In some places, home values have plummeted so far that even a teenager can get into the housing market. And no, that teenager isn't Justin Bieber.
Willow Tufano, a Florida 14-year-old, recently purchased her first home, NPR reports. Tufano split the $12,000 cost of the house with her mother, but she says she plans to buy mom out by the time she's 18 and put her name on the title. Though Tufano's story may sound outlandish, she isn't the first teen to buy a house; in May 2010, one Ohio 18-year-old bought her first home using cash she'd saved up from state fair winnings, according to the Cleveland Plain-Dealer.

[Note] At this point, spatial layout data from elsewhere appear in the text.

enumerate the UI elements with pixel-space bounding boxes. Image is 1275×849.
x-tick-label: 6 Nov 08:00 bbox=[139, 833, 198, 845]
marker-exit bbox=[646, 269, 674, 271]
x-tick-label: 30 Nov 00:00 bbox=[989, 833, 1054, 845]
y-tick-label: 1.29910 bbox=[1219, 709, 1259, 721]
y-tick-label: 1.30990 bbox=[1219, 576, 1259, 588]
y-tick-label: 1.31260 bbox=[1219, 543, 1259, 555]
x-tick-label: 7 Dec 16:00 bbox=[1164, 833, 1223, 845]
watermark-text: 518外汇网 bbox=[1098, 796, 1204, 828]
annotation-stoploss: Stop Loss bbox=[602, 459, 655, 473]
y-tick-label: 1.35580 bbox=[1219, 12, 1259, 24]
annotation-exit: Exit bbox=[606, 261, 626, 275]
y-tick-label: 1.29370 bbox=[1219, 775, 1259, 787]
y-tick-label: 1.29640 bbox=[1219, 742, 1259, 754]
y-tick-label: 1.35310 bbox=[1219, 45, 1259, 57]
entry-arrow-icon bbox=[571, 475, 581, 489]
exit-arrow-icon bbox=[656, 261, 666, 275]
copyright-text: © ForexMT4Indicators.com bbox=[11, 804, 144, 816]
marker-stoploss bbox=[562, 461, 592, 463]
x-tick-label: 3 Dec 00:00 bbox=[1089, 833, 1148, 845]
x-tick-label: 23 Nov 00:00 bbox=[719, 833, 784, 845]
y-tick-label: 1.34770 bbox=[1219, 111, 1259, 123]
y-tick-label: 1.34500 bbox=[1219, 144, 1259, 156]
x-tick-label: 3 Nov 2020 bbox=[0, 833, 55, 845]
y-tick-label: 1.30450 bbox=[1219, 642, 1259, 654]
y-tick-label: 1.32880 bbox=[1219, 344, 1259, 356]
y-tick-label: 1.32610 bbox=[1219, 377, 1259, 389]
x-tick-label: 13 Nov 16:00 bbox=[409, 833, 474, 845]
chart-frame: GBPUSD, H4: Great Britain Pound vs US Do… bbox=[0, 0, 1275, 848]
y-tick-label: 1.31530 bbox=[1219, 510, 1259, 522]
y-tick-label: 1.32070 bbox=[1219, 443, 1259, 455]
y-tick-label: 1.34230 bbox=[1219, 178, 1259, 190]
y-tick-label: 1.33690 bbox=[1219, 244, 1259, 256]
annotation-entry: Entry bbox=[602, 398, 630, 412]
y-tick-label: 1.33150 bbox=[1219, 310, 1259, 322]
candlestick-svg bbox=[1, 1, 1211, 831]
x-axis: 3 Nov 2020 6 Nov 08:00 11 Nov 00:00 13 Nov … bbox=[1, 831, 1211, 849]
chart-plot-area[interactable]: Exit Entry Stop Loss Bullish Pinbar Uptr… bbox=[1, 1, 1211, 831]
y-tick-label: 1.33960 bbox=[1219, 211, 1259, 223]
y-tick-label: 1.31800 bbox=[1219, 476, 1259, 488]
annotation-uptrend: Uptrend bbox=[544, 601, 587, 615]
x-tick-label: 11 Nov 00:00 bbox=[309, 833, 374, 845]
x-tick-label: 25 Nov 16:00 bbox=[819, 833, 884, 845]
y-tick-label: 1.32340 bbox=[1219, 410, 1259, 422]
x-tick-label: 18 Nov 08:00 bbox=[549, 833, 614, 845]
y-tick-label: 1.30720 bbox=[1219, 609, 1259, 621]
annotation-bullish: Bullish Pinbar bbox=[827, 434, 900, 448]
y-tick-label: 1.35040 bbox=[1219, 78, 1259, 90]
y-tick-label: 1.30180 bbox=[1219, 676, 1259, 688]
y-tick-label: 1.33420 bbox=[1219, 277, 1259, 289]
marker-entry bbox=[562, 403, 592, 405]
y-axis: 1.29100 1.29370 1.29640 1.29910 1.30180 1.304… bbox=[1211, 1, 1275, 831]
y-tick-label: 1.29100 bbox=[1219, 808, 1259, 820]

But Tufano likely had a lot more cheap houses to choose from than the Ohio teen. Though the nation as a whole has suffered from the foreclosure crisis, Florida has been particularly hard hit. The state saw an especially robust housing boom in the years leading up to the bust and when the bubble burst, Florida home values came crashing down. Seventeen of the top 25 metro areas for foreclosure rates are in Florida, according to an August report from the Center for Housing Policy.
Indeed, Florida has an extremely high foreclosure rate, with one out of every 363 homes in foreclosure in January, according to RealtyTrac.
The huge number of foreclosures in Tufano's state helped her obtain enough money to ultimately purchase her house. She saved up cash she made through helping investors sell the stuff evicted homeowners left after they moved out of their foreclosed homes, according to NPR.
But Tufano's story is an outlier in a foreclosure crisis that has had a devastating effect on many of the country's and children. As the jobs and housing crisis has hit American families, more and more of them are being pushed into dire circumstances such as living in cars, according to CBS 60 Minutes.
In Florida, residents may be cautiously optimistic. Home prices rose in January in most of South Florida, but that may not indicate a robust recovery. At the beginning of 2010 and 2011, it appeared that home prices had stabilized, but the comebacks didn't stick and the region is still in the midst of its worst economic recovery in multiple generations and possibly since the Great Depression, according to the Miami Herald.
Yet despite its foreclosure problem, Florida is experiencing gains elsewhere. The states hit hardest by the housing collapse led the jobs recovery from August through December, according to Bloomberg.